DALTON, Ga. -- Volunteers were putting the finishing touches this week on what will be the final home in the first phase of a Habitat for Humanity development on the city's south side.
It's taken six years to build the 21 homes in the first phase of the project, said Michael Zemaitis, a Habitat board member and full-time Habitat builder. And, though there are plans to keep building, the process could be slowed down.
Habitat's next phase, which would build between 15 to 20 homes, is slated for an adjoining lot up a steep hill. The road needs to be paved to the new area, and it may take a few months to get the work completed, a city official said.
"We hate to stop when we've got our team so well organized," Mr. Zemaitis said.
City workers are moving quickly, but building roads never is a fast process, city Public Works Director Benny Dunn said.
"Right now, the city has requested ... the county to go ahead and do the road," Mr. Dunn said.
But first the county must complete a stormwater plan, then a retention pond must be built, he said. All that could delay work until October or November, Mr. Dunn said.
Dalton's Habitat workers may help build homes in Murray County during the down time, Mr. Zemaitis said.
Meanwhile, volunteers and the crew of full-time builders working on the current Habitat home should finish work by the middle or end of July, Mr. Zemaitis said.

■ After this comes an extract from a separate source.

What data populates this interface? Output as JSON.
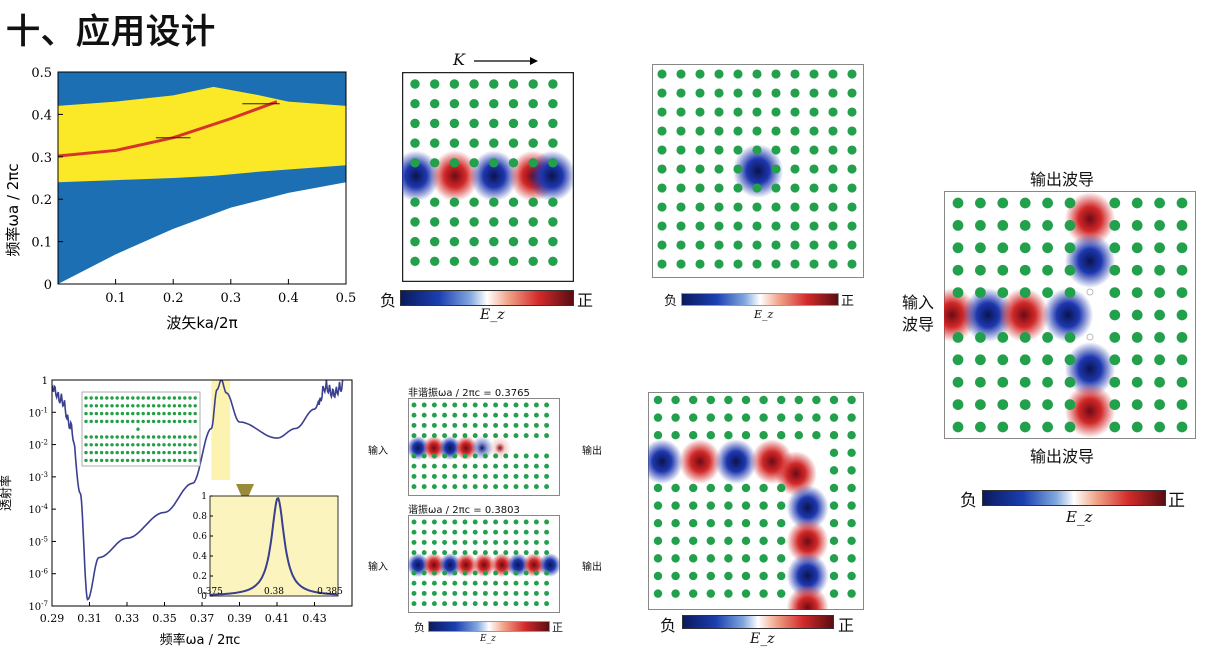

Already a family of six is planning to move into the home. Like most other Habitat projects, the family helps build the structure, then takes on a $55,000 mortgage for 30 years without interest.
Groups from across the community volunteer to build the house. This week, a group of seven employees from the NorthWest Georgia Trade and Convention Center were onsite, priming and painting interior walls.
The work is "a team-building exercise for our staff, and it helps do something positive for the community," said Rebecca Bolton, the convention center's director of sales and marketing. "It feels great to do something for someone else."
The Trade and Convention Center helped build two Habitat homes last summer. Seeing those structures completed brings a sense of satisfaction, Ms. Bolton said.
"We can say that we helped develop this community," she said.
In addition to volunteering, community members can shop at the Habitat ReStore, which takes in construction materials and resells them at a profit.
Mr. Zemaitis said the store is a great place to pick up new carpet and other flooring materials.
Donations and earnings from the store all go to help Habitat, which Mr. Dunn said has had a positive impact on the community.
"They are doing wonderful things," he said. "They have really created a wonderful community and been a real asset to Dalton."